Croatia, with its long Adriatic coast and an ideal Mediterranean climate, has a centuries-old history in olive cultivation. Traces of olive farming in Croatia date back to the times of the Greeks and Romans. The indigenous variety “Lastovka”, typical of the islands and the Dalmatian region, is renowned for its exceptionally high-quality olive oil, characterized by a distinct aroma and a balance of flavors.
– In the last 5 years the area under olive groves has increased by 12%. Currently occupy 19,000 hectares.
– Average production over the last 10 years: 3,860 tons.
– Consumption over the same period: 7,370 tons.
– 20 per cent of Croatian olive cultivation is intensive
– 30 per cent is in extensive cultivation in hilly and marginal areas
– On average, olive farms have less than 1 ha, and only 20% have more than 2 ha.
– 35% of the oil produced is extra virgin of high quality
It is estimated that Croatia has more than one olive tree per inhabitant, perhaps even two, and in recent years, they have harvested an average of between 35,000 and 40,000 tons of olives.

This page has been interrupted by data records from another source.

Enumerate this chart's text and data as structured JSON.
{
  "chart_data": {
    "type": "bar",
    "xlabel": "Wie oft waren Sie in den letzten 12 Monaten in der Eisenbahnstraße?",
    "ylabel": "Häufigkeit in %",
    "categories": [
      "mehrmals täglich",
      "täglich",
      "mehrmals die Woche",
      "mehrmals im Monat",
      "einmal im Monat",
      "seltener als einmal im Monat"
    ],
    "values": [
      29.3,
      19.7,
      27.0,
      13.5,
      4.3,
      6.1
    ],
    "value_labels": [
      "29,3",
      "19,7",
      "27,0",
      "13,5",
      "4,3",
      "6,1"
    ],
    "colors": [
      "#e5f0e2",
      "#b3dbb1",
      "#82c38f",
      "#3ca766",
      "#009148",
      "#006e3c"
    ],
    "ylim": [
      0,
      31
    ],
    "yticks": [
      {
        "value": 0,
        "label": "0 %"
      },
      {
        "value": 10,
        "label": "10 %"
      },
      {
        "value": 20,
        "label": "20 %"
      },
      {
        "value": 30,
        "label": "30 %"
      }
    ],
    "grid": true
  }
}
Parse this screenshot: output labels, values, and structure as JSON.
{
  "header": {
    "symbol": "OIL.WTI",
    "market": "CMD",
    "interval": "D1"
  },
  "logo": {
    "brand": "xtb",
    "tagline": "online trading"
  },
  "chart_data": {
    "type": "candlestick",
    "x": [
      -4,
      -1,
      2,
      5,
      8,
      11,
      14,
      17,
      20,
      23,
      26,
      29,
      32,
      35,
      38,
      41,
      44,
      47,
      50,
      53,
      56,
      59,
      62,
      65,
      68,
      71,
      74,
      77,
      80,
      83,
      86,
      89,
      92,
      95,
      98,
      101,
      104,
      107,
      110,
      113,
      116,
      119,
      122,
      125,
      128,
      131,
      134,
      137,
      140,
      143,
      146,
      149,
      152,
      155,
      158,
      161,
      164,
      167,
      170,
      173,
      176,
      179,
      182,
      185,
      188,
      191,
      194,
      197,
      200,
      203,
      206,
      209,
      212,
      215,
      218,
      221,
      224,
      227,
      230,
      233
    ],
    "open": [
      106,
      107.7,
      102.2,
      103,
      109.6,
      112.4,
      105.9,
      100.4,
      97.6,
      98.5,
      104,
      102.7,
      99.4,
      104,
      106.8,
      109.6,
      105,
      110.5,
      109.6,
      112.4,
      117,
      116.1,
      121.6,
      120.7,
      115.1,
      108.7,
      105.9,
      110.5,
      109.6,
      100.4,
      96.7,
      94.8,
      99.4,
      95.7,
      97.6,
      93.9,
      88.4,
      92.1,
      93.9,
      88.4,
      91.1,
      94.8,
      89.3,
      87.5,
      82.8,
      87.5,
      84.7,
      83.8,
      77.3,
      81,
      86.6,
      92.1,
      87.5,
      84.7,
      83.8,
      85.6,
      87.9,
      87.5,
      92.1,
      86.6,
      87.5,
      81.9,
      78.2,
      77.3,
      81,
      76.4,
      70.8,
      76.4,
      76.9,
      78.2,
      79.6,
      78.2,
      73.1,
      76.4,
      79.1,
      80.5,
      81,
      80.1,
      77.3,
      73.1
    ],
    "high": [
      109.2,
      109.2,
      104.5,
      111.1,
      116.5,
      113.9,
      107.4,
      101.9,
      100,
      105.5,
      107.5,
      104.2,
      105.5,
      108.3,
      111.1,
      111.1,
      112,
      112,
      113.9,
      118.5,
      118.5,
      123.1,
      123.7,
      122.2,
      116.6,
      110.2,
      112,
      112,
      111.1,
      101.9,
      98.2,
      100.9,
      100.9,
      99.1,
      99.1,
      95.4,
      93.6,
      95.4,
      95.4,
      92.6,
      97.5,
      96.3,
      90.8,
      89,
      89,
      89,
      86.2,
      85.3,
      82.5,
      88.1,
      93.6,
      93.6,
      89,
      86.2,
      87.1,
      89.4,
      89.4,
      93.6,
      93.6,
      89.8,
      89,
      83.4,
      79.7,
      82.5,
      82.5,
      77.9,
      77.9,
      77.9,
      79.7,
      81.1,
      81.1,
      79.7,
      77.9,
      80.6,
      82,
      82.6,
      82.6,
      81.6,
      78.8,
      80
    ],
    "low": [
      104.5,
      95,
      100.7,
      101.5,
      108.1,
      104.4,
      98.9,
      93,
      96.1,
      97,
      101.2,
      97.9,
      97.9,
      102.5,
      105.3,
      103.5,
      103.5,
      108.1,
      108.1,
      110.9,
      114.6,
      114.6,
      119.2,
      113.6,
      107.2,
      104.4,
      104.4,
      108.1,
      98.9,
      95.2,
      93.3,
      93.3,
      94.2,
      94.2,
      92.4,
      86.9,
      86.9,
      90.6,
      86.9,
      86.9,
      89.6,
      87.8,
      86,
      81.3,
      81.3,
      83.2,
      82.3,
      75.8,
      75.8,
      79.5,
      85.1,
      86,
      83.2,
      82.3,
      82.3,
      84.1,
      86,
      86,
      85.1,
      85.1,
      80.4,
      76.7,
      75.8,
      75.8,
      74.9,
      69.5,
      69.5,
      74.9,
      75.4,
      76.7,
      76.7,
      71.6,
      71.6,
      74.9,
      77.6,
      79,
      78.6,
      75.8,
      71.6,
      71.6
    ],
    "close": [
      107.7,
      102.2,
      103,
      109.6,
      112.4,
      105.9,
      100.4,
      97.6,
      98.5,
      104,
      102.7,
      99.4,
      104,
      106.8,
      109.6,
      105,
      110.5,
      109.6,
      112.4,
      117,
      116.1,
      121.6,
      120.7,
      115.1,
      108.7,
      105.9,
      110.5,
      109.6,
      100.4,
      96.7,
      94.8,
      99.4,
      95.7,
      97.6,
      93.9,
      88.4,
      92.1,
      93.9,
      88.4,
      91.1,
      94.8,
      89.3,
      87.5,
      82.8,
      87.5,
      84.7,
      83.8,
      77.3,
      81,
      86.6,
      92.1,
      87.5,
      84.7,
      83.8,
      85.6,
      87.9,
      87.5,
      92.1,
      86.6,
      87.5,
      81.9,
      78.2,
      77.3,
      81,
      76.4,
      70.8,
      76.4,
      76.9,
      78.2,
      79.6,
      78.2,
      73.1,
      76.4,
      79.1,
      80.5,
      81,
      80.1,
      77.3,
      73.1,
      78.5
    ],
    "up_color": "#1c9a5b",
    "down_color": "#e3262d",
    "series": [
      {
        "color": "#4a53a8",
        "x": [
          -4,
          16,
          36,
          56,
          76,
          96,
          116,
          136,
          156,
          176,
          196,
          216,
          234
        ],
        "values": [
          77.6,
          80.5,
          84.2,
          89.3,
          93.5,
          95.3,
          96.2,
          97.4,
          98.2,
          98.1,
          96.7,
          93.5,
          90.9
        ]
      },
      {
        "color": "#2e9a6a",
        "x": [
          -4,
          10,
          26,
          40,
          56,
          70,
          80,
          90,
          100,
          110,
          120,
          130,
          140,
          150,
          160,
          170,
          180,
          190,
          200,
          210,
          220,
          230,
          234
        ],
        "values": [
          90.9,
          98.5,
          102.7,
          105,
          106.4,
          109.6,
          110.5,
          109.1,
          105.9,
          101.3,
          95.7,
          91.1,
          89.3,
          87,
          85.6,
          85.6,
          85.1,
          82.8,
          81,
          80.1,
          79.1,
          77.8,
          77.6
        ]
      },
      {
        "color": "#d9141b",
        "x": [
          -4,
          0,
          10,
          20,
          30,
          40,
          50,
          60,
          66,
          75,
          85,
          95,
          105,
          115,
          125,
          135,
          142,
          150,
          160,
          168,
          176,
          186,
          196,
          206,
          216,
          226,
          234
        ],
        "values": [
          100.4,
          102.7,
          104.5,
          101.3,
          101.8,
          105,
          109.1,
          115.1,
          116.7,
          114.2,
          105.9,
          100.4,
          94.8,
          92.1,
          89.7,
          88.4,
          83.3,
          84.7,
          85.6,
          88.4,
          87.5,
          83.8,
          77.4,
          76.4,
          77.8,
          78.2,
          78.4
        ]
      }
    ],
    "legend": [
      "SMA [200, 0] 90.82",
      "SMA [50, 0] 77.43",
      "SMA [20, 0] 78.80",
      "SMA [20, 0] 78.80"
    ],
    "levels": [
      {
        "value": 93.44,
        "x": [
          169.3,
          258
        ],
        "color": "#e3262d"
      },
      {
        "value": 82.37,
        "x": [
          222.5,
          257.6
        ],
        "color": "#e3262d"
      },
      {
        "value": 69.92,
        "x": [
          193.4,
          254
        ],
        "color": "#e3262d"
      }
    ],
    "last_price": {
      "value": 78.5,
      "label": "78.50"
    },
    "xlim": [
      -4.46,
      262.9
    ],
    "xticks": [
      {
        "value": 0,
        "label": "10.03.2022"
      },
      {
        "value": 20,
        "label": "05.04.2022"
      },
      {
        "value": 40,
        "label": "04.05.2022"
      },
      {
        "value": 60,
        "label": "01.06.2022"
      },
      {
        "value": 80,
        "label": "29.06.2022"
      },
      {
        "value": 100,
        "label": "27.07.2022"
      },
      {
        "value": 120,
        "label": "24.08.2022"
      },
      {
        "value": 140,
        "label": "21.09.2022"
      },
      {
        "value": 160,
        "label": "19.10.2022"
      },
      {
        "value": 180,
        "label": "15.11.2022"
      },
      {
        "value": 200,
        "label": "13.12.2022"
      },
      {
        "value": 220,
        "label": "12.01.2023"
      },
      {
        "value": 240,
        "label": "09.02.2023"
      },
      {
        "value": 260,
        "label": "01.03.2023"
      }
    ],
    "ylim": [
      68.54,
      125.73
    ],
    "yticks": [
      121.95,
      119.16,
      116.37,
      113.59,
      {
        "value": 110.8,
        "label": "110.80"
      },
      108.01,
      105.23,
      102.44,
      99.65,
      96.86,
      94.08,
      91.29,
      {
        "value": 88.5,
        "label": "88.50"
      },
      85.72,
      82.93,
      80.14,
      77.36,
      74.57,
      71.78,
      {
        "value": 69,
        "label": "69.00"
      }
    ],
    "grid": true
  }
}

Over the last fifty years, Croatia has quadrupled its production, largely due to the renewal of many old olive groves and the planting of new ones. Olives are predominantly cultivated here on family farms, while large companies are a rarity. There are only a few larger plantations that companies have established on their own land or, more often, on state-owned land leased to them. In contrast, family-owned olive farms number in the tens of thousands, and it is estimated that they own more than 95% of the trees.
The consumption of olive oil in the country is low, averaging 1.06 liters per household member, and if we add restaurant consumption, the total per capita olive oil consumption is 1.5 liters per year. Significant regional differences impact these figures; consumption on the coastal part of Croatia is at the level of the Mediterranean average, while in continental Croatia, it is negligible.